ANECDOTES VS. STATISTICS
In addition, one one of the main goals of the story was to get beyond anecdotal reports, according to Fertig and her colleagues.
The New York Times has focused on reports of tough disciplinary practices at some charter schools, and Chalkbeat NY has reported on charter school suspension rates.
But it wasn’t known whether, on the aggregate, tough discipline and even suspensions at charters would correlate with parents choosing to pull their kids out of these schools.
“You might expect there to be more attrition,” said Fertig. “We do hear from principals [about charter school kids arriving on their doorsteps].”
That’s not what they found, however.
“It helps to look at numbers dispassionately,” said Keefe about the dataset. “That doesn’t mean peoples’ individual experiences are wrong, but it puts them into perspective.”
However, it may be that perspective is something that readers and colleagues don’t always want to hear.
Given the usual human response to ignore information that doesn’t confirm pre-existing beliefs (or previous reporting), it’s not so surprising that the story hasn’t gotten picked up as much as it might otherwise have done. (Google “confirmation bias” if you’re curious — or doubtful — about this phenomenon.)
In addition, there’s the ever–present challenge of cultural and racial bias: We all would like to believe that other people would make the same decisions we would, regardless of differences in culture and background, and tend to discredit or diminish decisions others make that don’t match our own.
Other than a NY Daily News editorial that ran last weekend, the story was largely ignored by other local media outlets, according to Fertig. (The story was discussed on an in-house talk show here.)
Asked if part of the reason the story didn’t get picked up more broadly because it contradicts the dominant narrative about charter schools, Keefe chose his words carefully. “If our results showed something different, would that headline be picked up more broadly? I think that’s a good question.”
A few folks like former PBS NewsHour education correspondent John Merrow have gone well beyond ignoring the WNYC story.
In a blog post titled Eva’s Offensive, Merrow (a friend) calls WNYC education reporter Beth Fertig a “surprising ally” in a PR effort by Success Academy head Eva Moskowitz and describes the WNYC story as a “silly and meaningless exercise.”
According to Merrow, the comparison between charter school and district decisions isn’t relevant, given differences between charter and district parents.
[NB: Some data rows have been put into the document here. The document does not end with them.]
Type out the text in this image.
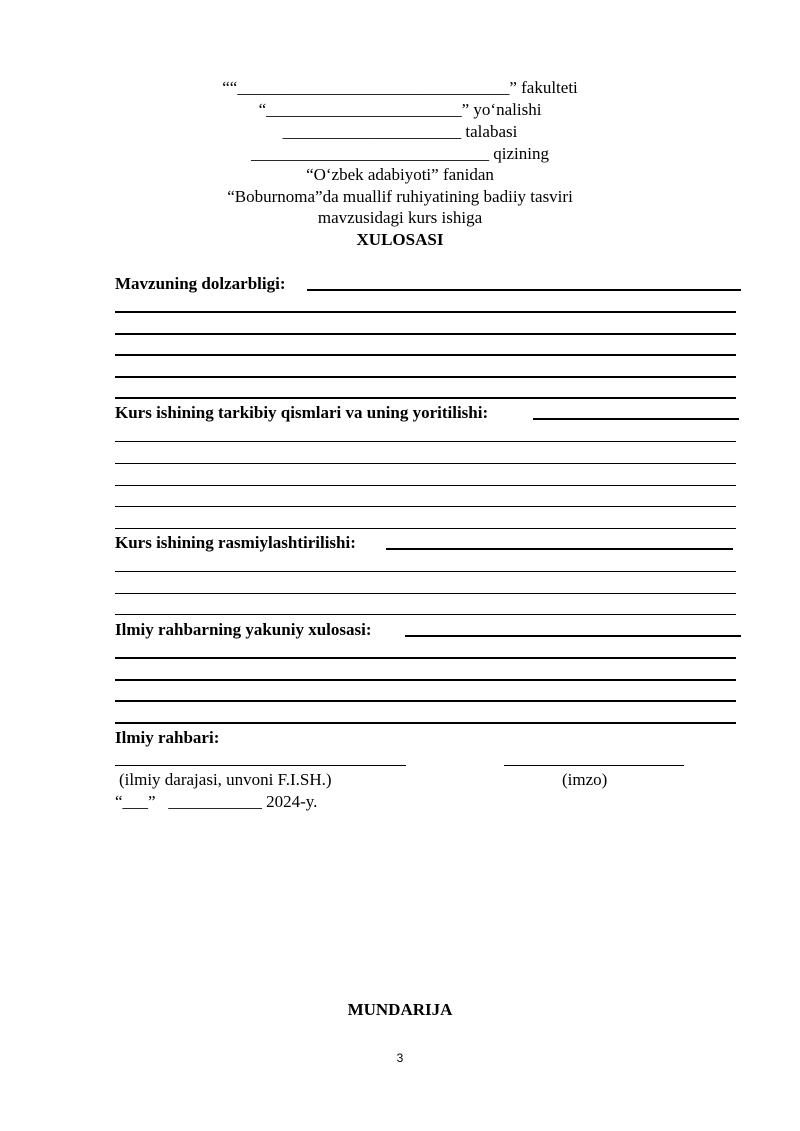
““________________________________” fakulteti
“_______________________” yo‘nalishi
_____________________ talabasi
____________________________ qizining
“O‘zbek adabiyoti” fanidan
“Boburnoma”da muallif ruhiyatining badiiy tasviri
mavzusidagi kurs ishiga
XULOSASI
Mavzuning dolzarbligi:
Kurs ishining tarkibiy qismlari va uning yoritilishi:
Kurs ishining rasmiylashtirilishi:
Ilmiy rahbarning yakuniy xulosasi:
Ilmiy rahbari:
(ilmiy darajasi, unvoni F.I.SH.)	(imzo)
“___”   ___________ 2024-y.
MUNDARIJA
3
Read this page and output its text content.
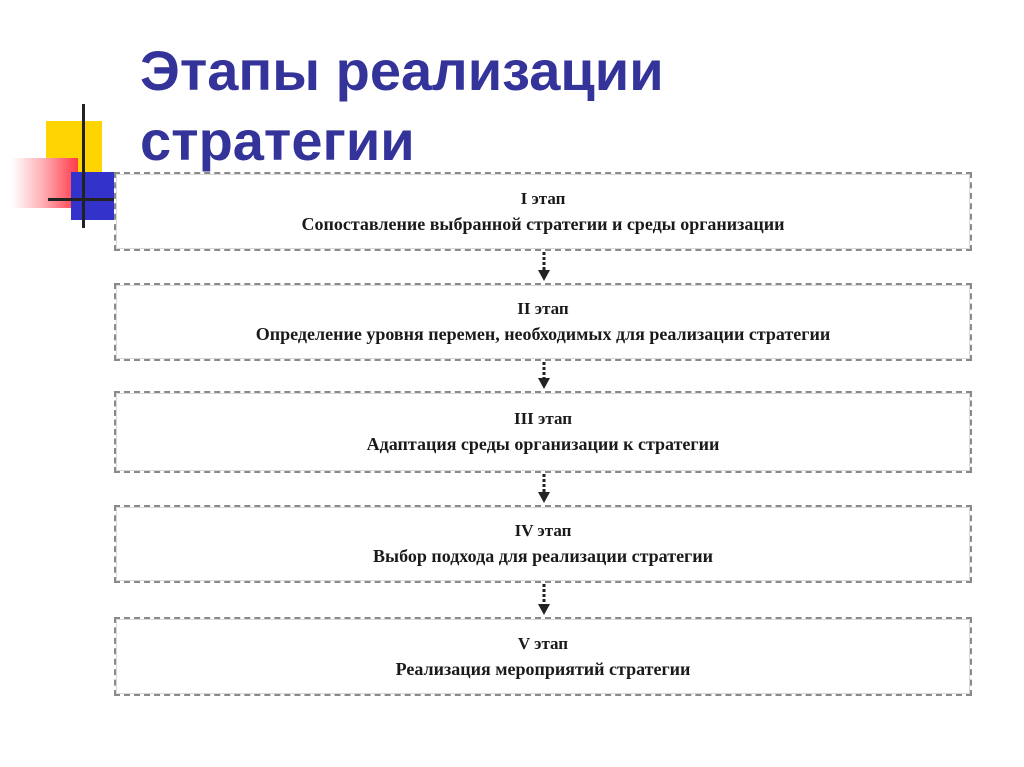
Этапы реализации
стратегии
I этап
Сопоставление выбранной стратегии и среды организации
II этап
Определение уровня перемен, необходимых для реализации стратегии
III этап
Адаптация среды организации к стратегии
IV этап
Выбор подхода для реализации стратегии
V этап
Реализация мероприятий стратегии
It’s “like comparing the kids who go to the playground to toss a ball around with the kids whose parents enroll them in the karate program at the Y, buy them uniforms and accompany them to practice and competitions.”
Indeed, the WNYC story doesn’t explicitly consider differences in charter school and district school parents’ socioeconomic status. (Others have studied these demographic differences — CREDO, IBO — and WNYC links to these.)
The WNYC story doesn’t also get into why students are leaving the schools that they leave. (There’s no data coded for that. The ATS system was set up to make sure the system knew when students left one school and arrived at another.)
However, the comparison between district and charter schools in the same geographic attendance zones is something of a proxy for parent and student demographics, and it’s unclear how much if at all a more elaborate accounting for demographics would change the overall picture.
In its comparison between district and charter schools (and among charter networks), WNYC controlled for differences in district attrition rates by “accounting for the neighborhoods that the charters were in,” said Ye.
[Though they worked closely with the district in the process of developing the story, WNYC didn’t ask the DOE for a response to the story. “It’s a data story,” said Fertig. “I didn’t feel the need to run up to everyone and ask them what they thought of this.” The DOE did not respond to emailed requests for comment.]
On the phone, the WNYC team stands by its findings but made clear that it makes no claim that its study is comprehensive or answers all questions about charter schools.
Fertig declined to comment specifically on Merrow’s blog post.
If any notable education researchers have taken the WNYC methodology to task (or praised it, for that matter), I have yet to see it.